Os 14 minutos do discurso virtual do presidente Jair Bolsonaro na abertura da Assembleia Geral da Organização das Nações Unidas (ONU), nesta terça-feira (22), foi pragmático e moderado, bem diferente do tom agressivo do pronunciamento do ano passado, seu primeiro na tribuna internacional.
Na largada, um ponto positivo: uma referência às vítimas da covid-19.
- Quero lamentar cada morte ocorrida - disse o presidente, que nesses nove meses de pandemia raramente prestou condolências aos mortos no país, o segundo com maior índice do mundo.
Na sequência, sua fala pode ser dividida em dois tempos. O primeiro para o público interno. Bolsonaro reiterou sua visão de que é necessário tratar de dois problemas (vírus e desemprego) ao mesmo tempo. Para isso, destacou o auxílio emergencial a trabalhadores informais e desempregados, como "o maior programa de assistência aos pobres". Ao afirmar que "todas as medidas de isolamento foram delegadas aos 27 governadores" e dizer que, ao presidente, coube apenas o envio de recursos, deixou, nas entrelinhas, a culpa pelo fechamento da economia e suas consequências aos executivos estaduais, livrando o Planalto da decisão.
O agronegócio - "nunca o homem do campo trabalhou tanto" - foi o elo para a segunda parte do pronunciamento, esta sim direcionada ao público externo. A ênfase na agenda ambiental foi uma resposta às críticas internacionais devido aos incêndios na Amazônia e o Pantanal. Bolsonaro preferiu a defensiva.
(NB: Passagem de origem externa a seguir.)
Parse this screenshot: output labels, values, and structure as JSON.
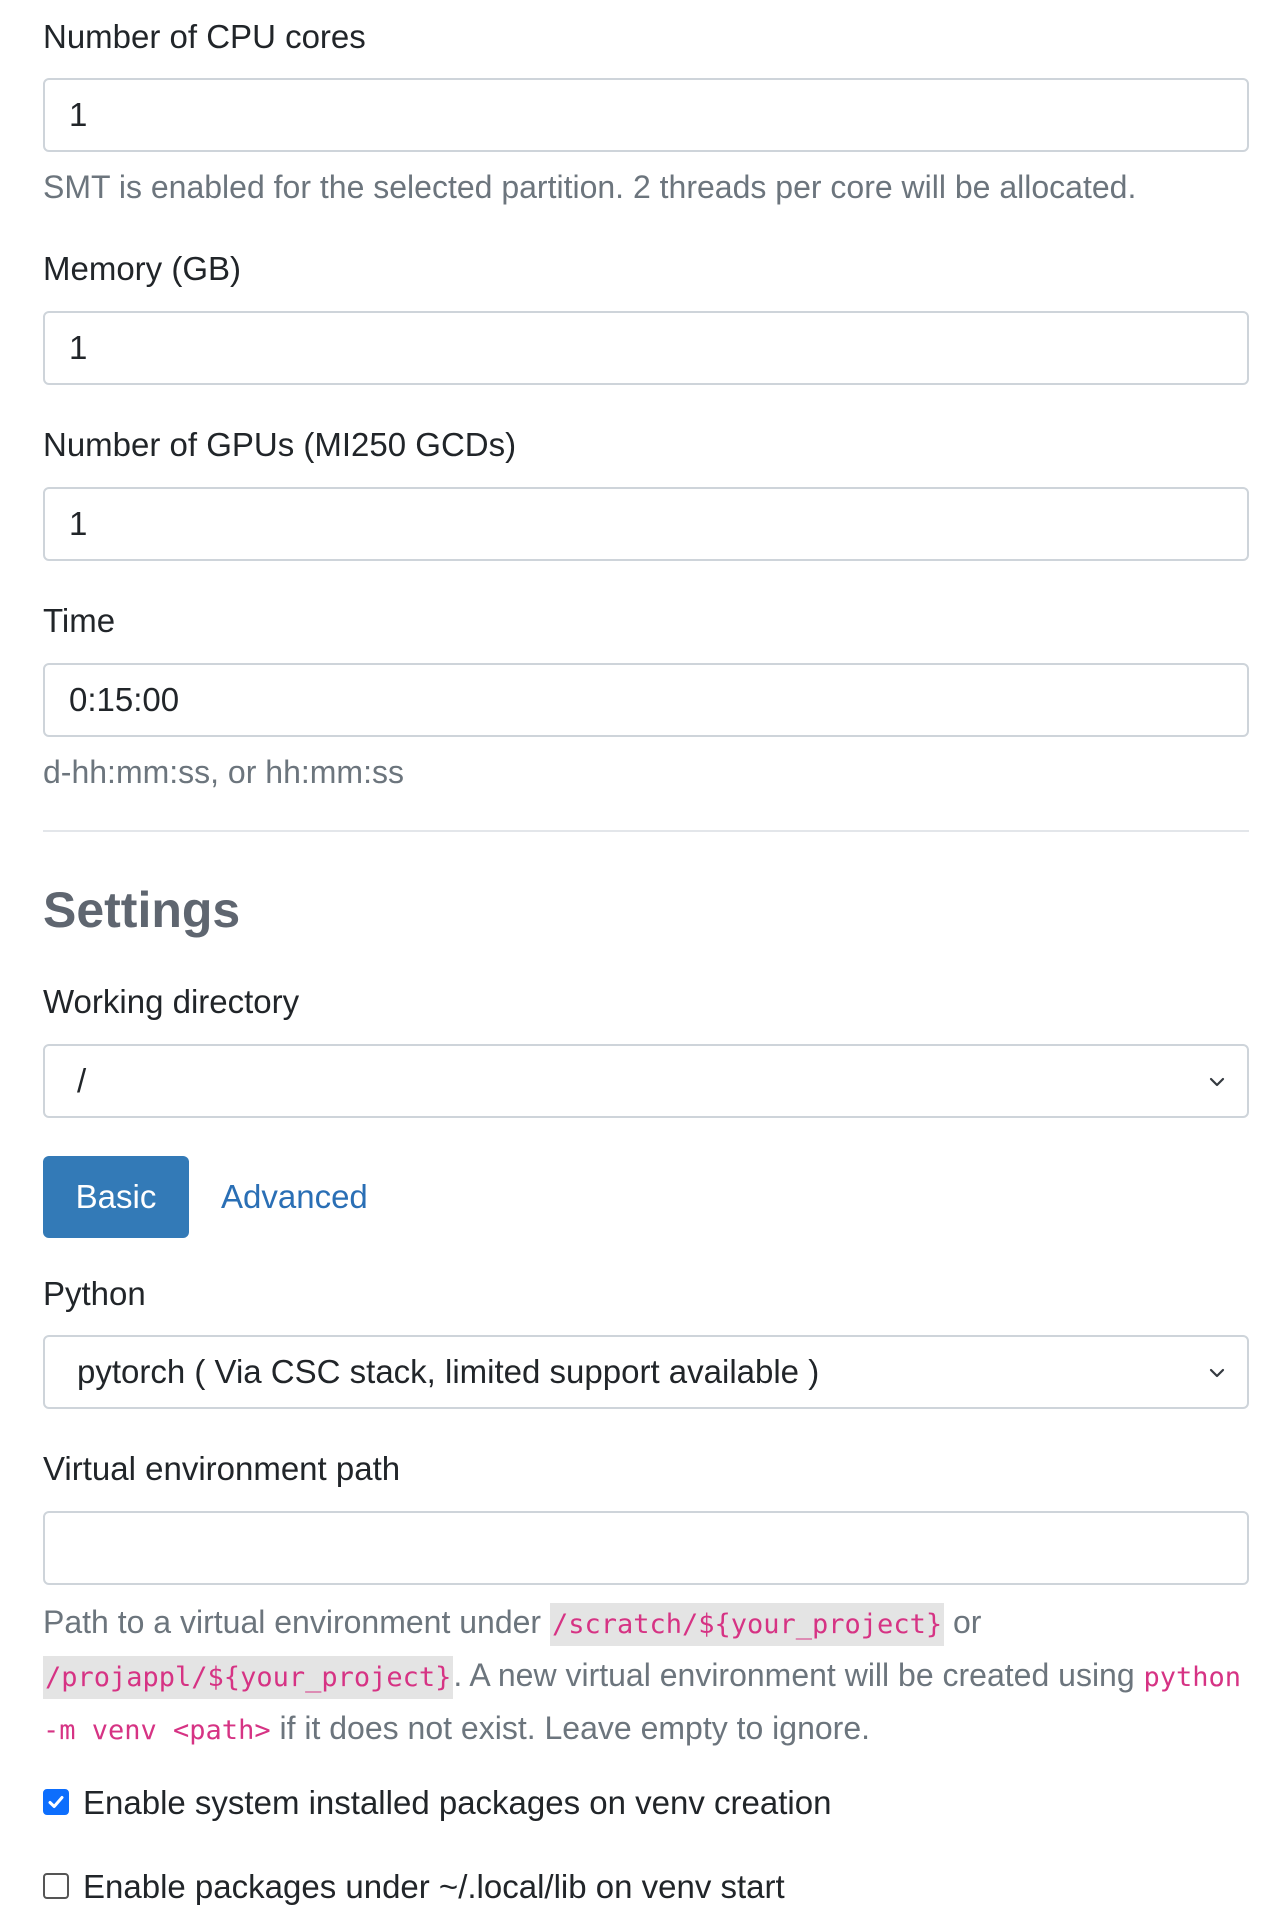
{
  "resources": {
    "cpu": {
      "label": "Number of CPU cores",
      "value": "1",
      "help": "SMT is enabled for the selected partition. 2 threads per core will be allocated."
    },
    "memory": {
      "label": "Memory (GB)",
      "value": "1"
    },
    "gpus": {
      "label": "Number of GPUs (MI250 GCDs)",
      "value": "1"
    },
    "time": {
      "label": "Time",
      "value": "0:15:00",
      "help": "d-hh:mm:ss, or hh:mm:ss"
    }
  },
  "settings": {
    "heading": "Settings",
    "working_directory": {
      "label": "Working directory",
      "selected": "/"
    },
    "tabs": {
      "basic": "Basic",
      "advanced": "Advanced"
    },
    "python": {
      "label": "Python",
      "selected": "pytorch ( Via CSC stack, limited support available )"
    },
    "venv": {
      "label": "Virtual environment path",
      "value": "",
      "help_prefix": "Path to a virtual environment under ",
      "path1": "/scratch/${your_project}",
      "help_or": " or ",
      "path2": "/projappl/${your_project}",
      "help_mid": ". A new virtual environment will be created using ",
      "cmd": "python -m venv <path>",
      "help_suffix": " if it does not exist. Leave empty to ignore."
    },
    "checkboxes": [
      {
        "label": "Enable system installed packages on venv creation",
        "checked": true
      },
      {
        "label": "Enable packages under ~/.local/lib on venv start",
        "checked": false
      }
    ]
  },
  "colors": {
    "primary_button": "#337ab7",
    "link": "#2a6fb5",
    "code": "#d63384",
    "checkbox_checked": "#0d6efd"
  }
}
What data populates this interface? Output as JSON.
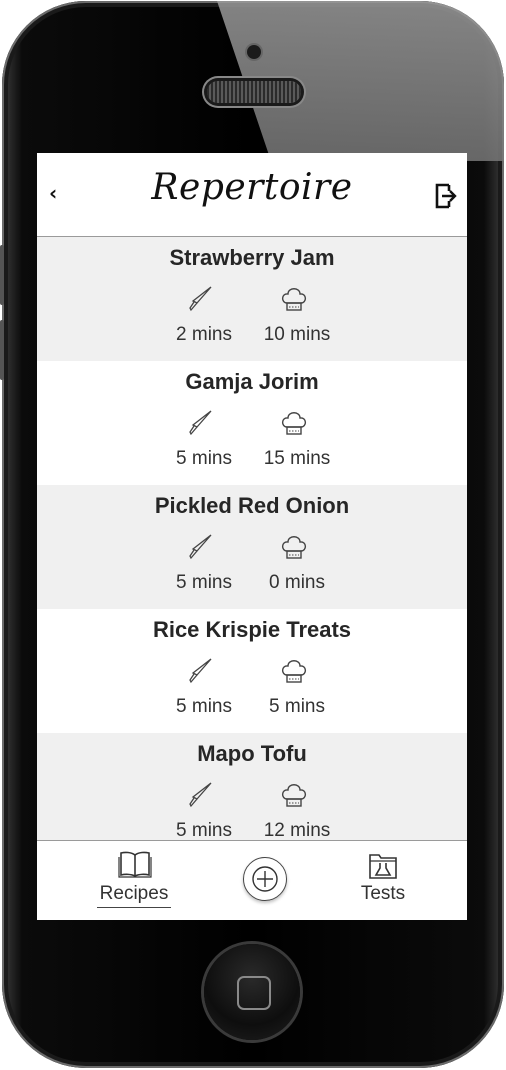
{
  "app": {
    "title": "Repertoire"
  },
  "header": {
    "back_label": "‹"
  },
  "recipes": [
    {
      "name": "Strawberry Jam",
      "prep": "2 mins",
      "cook": "10 mins"
    },
    {
      "name": "Gamja Jorim",
      "prep": "5 mins",
      "cook": "15 mins"
    },
    {
      "name": "Pickled Red Onion",
      "prep": "5 mins",
      "cook": "0 mins"
    },
    {
      "name": "Rice Krispie Treats",
      "prep": "5 mins",
      "cook": "5 mins"
    },
    {
      "name": "Mapo Tofu",
      "prep": "5 mins",
      "cook": "12 mins"
    }
  ],
  "bottom_nav": {
    "recipes_label": "Recipes",
    "tests_label": "Tests"
  },
  "icons": {
    "back": "chevron-left-icon",
    "logout": "logout-icon",
    "prep": "knife-icon",
    "cook": "chef-hat-icon",
    "recipes_tab": "book-icon",
    "add": "plus-circle-icon",
    "tests_tab": "flask-folder-icon"
  },
  "colors": {
    "row_shaded": "#f0f0f0",
    "text": "#262626"
  }
}
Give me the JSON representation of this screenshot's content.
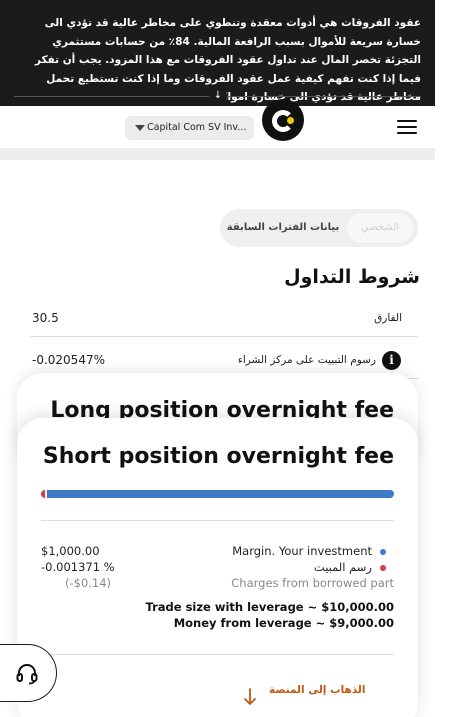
{
  "risk_warning": {
    "text": "عقود الفروقات هي أدوات معقدة وتنطوي على مخاطر عالية قد تؤدي الى خسارة سريعة للأموال بسبب الرافعة المالية. 84٪ من حسابات مستثمري التجزئة تخصر المال عند تداول عقود الفروقات مع هذا المزود. يجب أن تفكر فيما إذا كنت تفهم كيفية عمل عقود الفروقات وما إذا كنت تستطيع تحمل مخاطر عالية قد تؤدي الى خسارة اموالك.",
    "collapse_icon": "double-chevron-down-icon"
  },
  "header": {
    "entity_selector": "Capital Com SV Inv...",
    "logo_icon": "capital-com-logo",
    "menu_icon": "hamburger-menu-icon"
  },
  "tabs": {
    "current": "الشخصي",
    "previous": "بيانات الفترات السابقة"
  },
  "trading_conditions": {
    "title": "شروط التداول",
    "rows": [
      {
        "label": "الفارق",
        "value": "30.5"
      },
      {
        "label": "رسوم التبييت على مركز الشراء",
        "value": "-0.020547%",
        "icon": "info-icon"
      }
    ]
  },
  "card_long": {
    "title": "Long position overnight fee"
  },
  "card_short": {
    "title": "Short position overnight fee",
    "bar": {
      "fee_fraction": 0.012,
      "fee_color": "#d64045",
      "margin_color": "#3f79c8"
    },
    "legend": {
      "margin_label": "Margin. Your investment",
      "fee_label": "رسم المبيت",
      "borrowed_label": "Charges from borrowed part"
    },
    "amounts": {
      "margin": "$1,000.00",
      "fee_percent": "-0.001371 %",
      "fee_value": "(-$0.14)"
    },
    "trade_size": "Trade size with leverage ~ $10,000.00",
    "money_from_leverage": "Money from leverage ~ $9,000.00",
    "go_to_platform": "الذهاب إلى المنصة"
  },
  "support": {
    "icon": "headset-icon"
  }
}
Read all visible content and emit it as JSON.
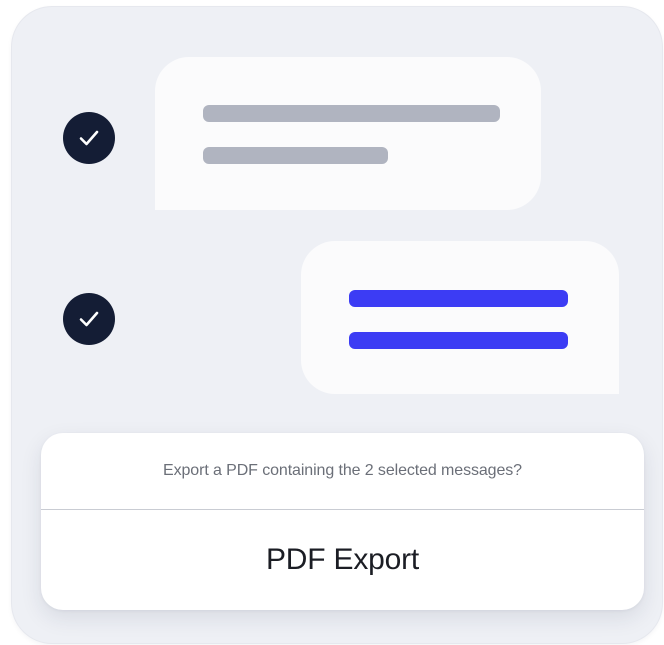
{
  "dialog": {
    "prompt": "Export a PDF containing the 2 selected messages?",
    "action_label": "PDF Export"
  },
  "messages": [
    {
      "selected": true,
      "side": "incoming",
      "bar_color": "#b0b4c0",
      "icon": "checkmark-circle-icon"
    },
    {
      "selected": true,
      "side": "outgoing",
      "bar_color": "#3c3cf4",
      "icon": "checkmark-circle-icon"
    }
  ],
  "colors": {
    "background": "#eef0f5",
    "bubble": "#fbfbfc",
    "check_fill": "#141d35",
    "accent": "#3c3cf4",
    "placeholder_bar": "#b0b4c0"
  }
}
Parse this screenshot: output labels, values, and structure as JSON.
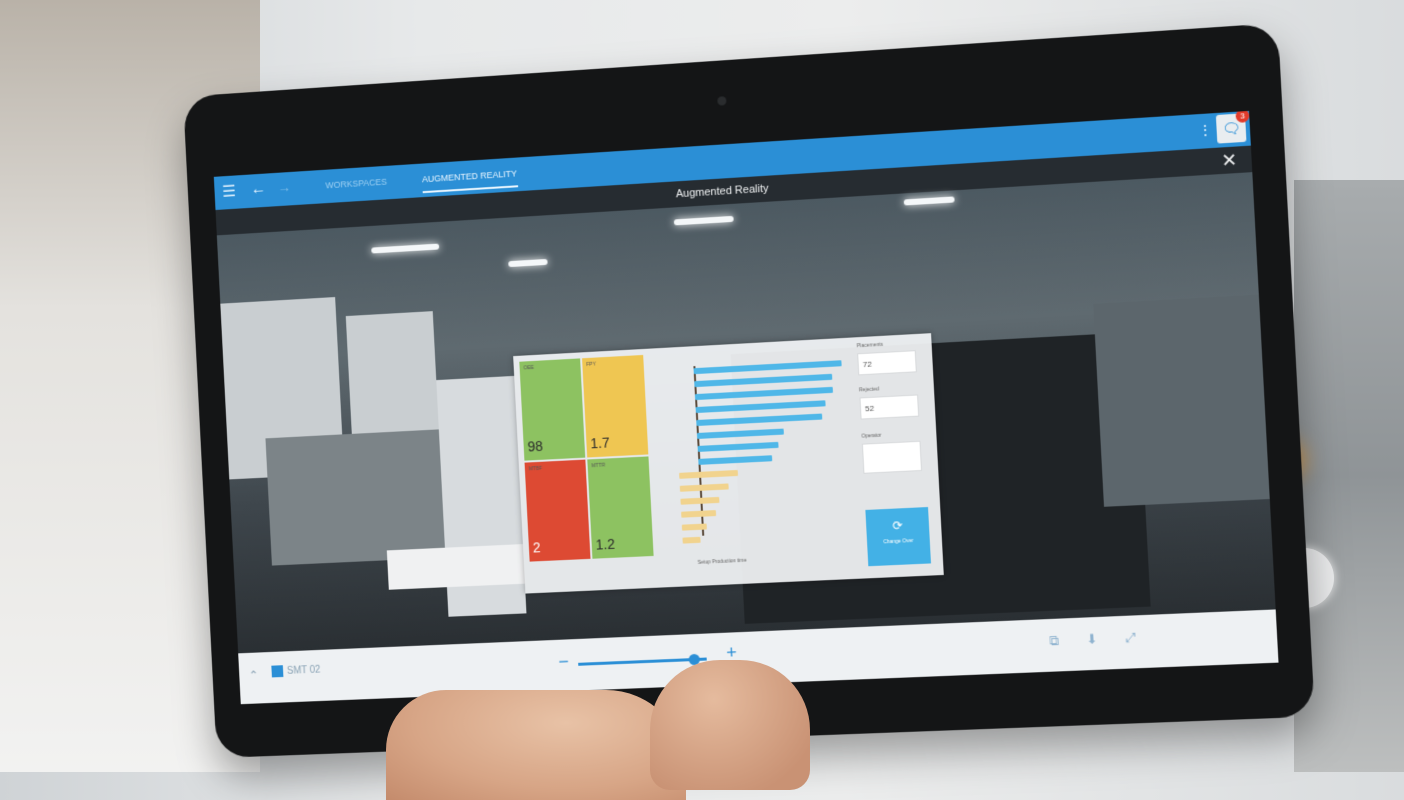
{
  "app": {
    "tabs": [
      "WORKSPACES",
      "AUGMENTED REALITY"
    ],
    "active_tab": "AUGMENTED REALITY",
    "notification_count": "3"
  },
  "header": {
    "title": "Augmented Reality"
  },
  "ar_panel": {
    "tiles": [
      {
        "label": "OEE",
        "value": "98",
        "color": "#8dc261"
      },
      {
        "label": "FPY",
        "value": "1.7",
        "color": "#efc652"
      },
      {
        "label": "MTBF",
        "value": "2",
        "color": "#dd4a33"
      },
      {
        "label": "MTTR",
        "value": "1.2",
        "color": "#8dc261"
      }
    ],
    "chart_caption": "Setup     Production time",
    "sidebar": {
      "box1_label": "Placements",
      "box1_value": "72",
      "box2_label": "Rejected",
      "box2_value": "52",
      "box3_label": "Operator",
      "sync_label": "Change Over"
    }
  },
  "chart_data": {
    "type": "bar",
    "orientation": "horizontal",
    "series": [
      {
        "color": "#4fb7e8",
        "values": [
          150,
          140,
          140,
          132,
          128,
          88,
          82,
          75
        ]
      },
      {
        "color": "#f1d38e",
        "values": [
          60,
          50,
          40,
          35,
          25,
          18
        ]
      }
    ]
  },
  "toolbar": {
    "machine": "SMT 02",
    "zoom_level": 0.9
  },
  "icons": {
    "menu": "menu-icon",
    "back": "arrow-left-icon",
    "forward": "arrow-right-icon",
    "more": "more-vertical-icon",
    "notifications": "chat-icon",
    "close": "close-icon",
    "sync": "refresh-icon"
  }
}
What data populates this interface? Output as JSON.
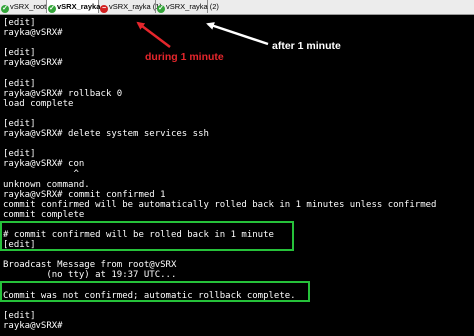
{
  "tabs": [
    {
      "label": "vSRX_root",
      "status": "ok",
      "active": false
    },
    {
      "label": "vSRX_rayka",
      "status": "ok",
      "active": true
    },
    {
      "label": "vSRX_rayka (1)",
      "status": "error",
      "active": false
    },
    {
      "label": "vSRX_rayka (2)",
      "status": "ok",
      "active": false
    }
  ],
  "terminal_lines": [
    "[edit]",
    "rayka@vSRX#",
    "",
    "[edit]",
    "rayka@vSRX#",
    "",
    "[edit]",
    "rayka@vSRX# rollback 0",
    "load complete",
    "",
    "[edit]",
    "rayka@vSRX# delete system services ssh",
    "",
    "[edit]",
    "rayka@vSRX# con",
    "             ^",
    "unknown command.",
    "rayka@vSRX# commit confirmed 1",
    "commit confirmed will be automatically rolled back in 1 minutes unless confirmed",
    "commit complete",
    "",
    "# commit confirmed will be rolled back in 1 minute",
    "[edit]",
    "",
    "Broadcast Message from root@vSRX",
    "        (no tty) at 19:37 UTC...",
    "",
    "Commit was not confirmed; automatic rollback complete.",
    "",
    "[edit]",
    "rayka@vSRX#"
  ],
  "annotations": {
    "during": "during 1 minute",
    "after": "after 1 minute"
  },
  "colors": {
    "terminal_bg": "#000000",
    "terminal_fg": "#ffffff",
    "highlight_box": "#26c13a",
    "arrow_red": "#e5262c",
    "arrow_white": "#ffffff",
    "tab_ok": "#34a63a",
    "tab_error": "#d21f1f"
  }
}
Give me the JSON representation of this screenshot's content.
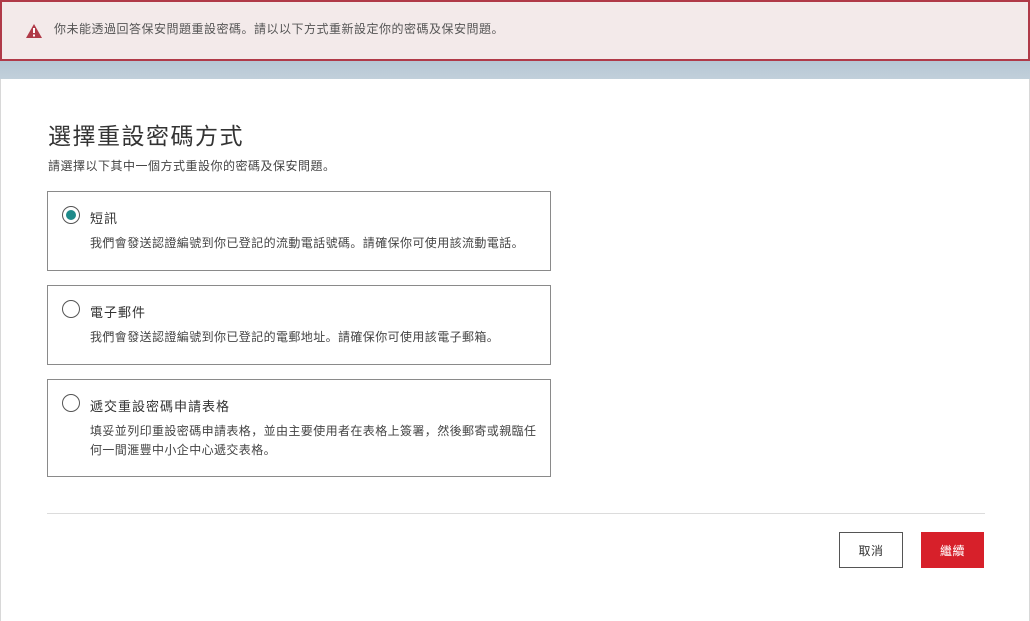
{
  "alert": {
    "icon": "warning-icon",
    "message": "你未能透過回答保安問題重設密碼。請以以下方式重新設定你的密碼及保安問題。",
    "color": "#b03a48"
  },
  "dialog": {
    "title": "選擇重設密碼方式",
    "subtitle": "請選擇以下其中一個方式重設你的密碼及保安問題。",
    "options": [
      {
        "label": "短訊",
        "description": "我們會發送認證編號到你已登記的流動電話號碼。請確保你可使用該流動電話。",
        "selected": true
      },
      {
        "label": "電子郵件",
        "description": "我們會發送認證編號到你已登記的電郵地址。請確保你可使用該電子郵箱。",
        "selected": false
      },
      {
        "label": "遞交重設密碼申請表格",
        "description": "填妥並列印重設密碼申請表格，並由主要使用者在表格上簽署，然後郵寄或親臨任何一間滙豐中小企中心遞交表格。",
        "selected": false
      }
    ],
    "buttons": {
      "cancel": "取消",
      "continue": "繼續"
    }
  },
  "colors": {
    "accent": "#d7202a",
    "radio_selected": "#1e8a8a"
  }
}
Mas, dentro de sua lógica segundo a qual a melhor defesa é o ataque, se disse vítima "de uma das mais brutais campanhas de desinformação sobre a Amazônia e o Pantanal". Evitou citar a imprensa, mas se referia a ela. Preferiu explicitar supostos "interesses escusos que se unem a associações brasileiras".
Ao passar a ideia de que os focos de incêndios florestais estão dentro dos níveis anuais - o que é desmentido pelos dados do próprio governo -, Bolsonaro afirmou que "nossa floresta é úmida e não favorece propagação de fogo". Depois, culpou o "caboclo e o índio" pelos fogo na Amazônia. Sobre o Pantanal, o dedo foi apontado para a "alta temperatura local, somada ao acúmulo de massa orgânica em decomposição". Terceirizou os problemas. Uma pequena dose de humildade ficou por conta de comparar o tamanho da Amazônia ao da Europa Ocidental, para salientar o quão difícil é protegê-la.
Os grandes ausentes da fala - que teve forte influência da ala militar no Planalto, daí o pragmatismo - foram os ataques ao comunismo e ao globalismo, presentes no discurso do ano passado. Mas sobrou, como de hábito, para a Venezuela.
- Em 2019, o Brasil foi vítima de criminoso derramamento de óleo venezuelano - disse, chamando o vazamento na costa do Nordeste de "agressão ocorrida contra o Brasil".
O viés agressivo contra o regime de Nicolás Maduro foi um agrado a Donald Trump, que enviou na semana passada o secretário de Estado, Mike Pompeu, a Roraima, para falar grosso contra os bolivarianos. Outro mimo ao presidente americano foi o apelo pela reforma da Organização Mundial do Comércio (OMC), "adaptada à nova realidade internacional".
No momento em que o mundo olha para o Brasil com preocupação diante das sucessivas notícias negativas nos últimos meses, soou positivo o comprometimento do presidente com princípios basilares da Carta da ONU, com a preservação da ordem democrática e com ênfase no respeito aos direitos humanos, expressão que Bolsonaro citou pelo menos três vezes.
O discurso virtual - sem a presença física no palco da Assembleia Geral - favorece que líderes para a plateia doméstica, sem a pressão do olho no olho do plenário da ONU ou o risco de saídas de delegações no meio da fala. Para agradar a sua base eleitoral, Bolsonaro apelou à comunidade internacional ao combate ao que chamou de "cristofobia". A expressão, que a maioria dos delegados deve ainda estar tentando entender, está no mesmo nível de outras do vocabulário da ala ideológico-olavista - como globalismo, "gayzismo" (termo pejorativo para se referir às causas LGBT+) e outras. Bolsonaro também reafirmou que o Brasil é um "país cristão e conservador".
As duas referências eram dispensáveis. Primeiro porque o país não está em guerra religiosa. Ao contrário, orgulha-se de sua multiplicidade de culturas e miscigenação de credos. Segundo porque dizer que somos uma nação conservadora é reducionista e representa apenas o pensamento de parte da população.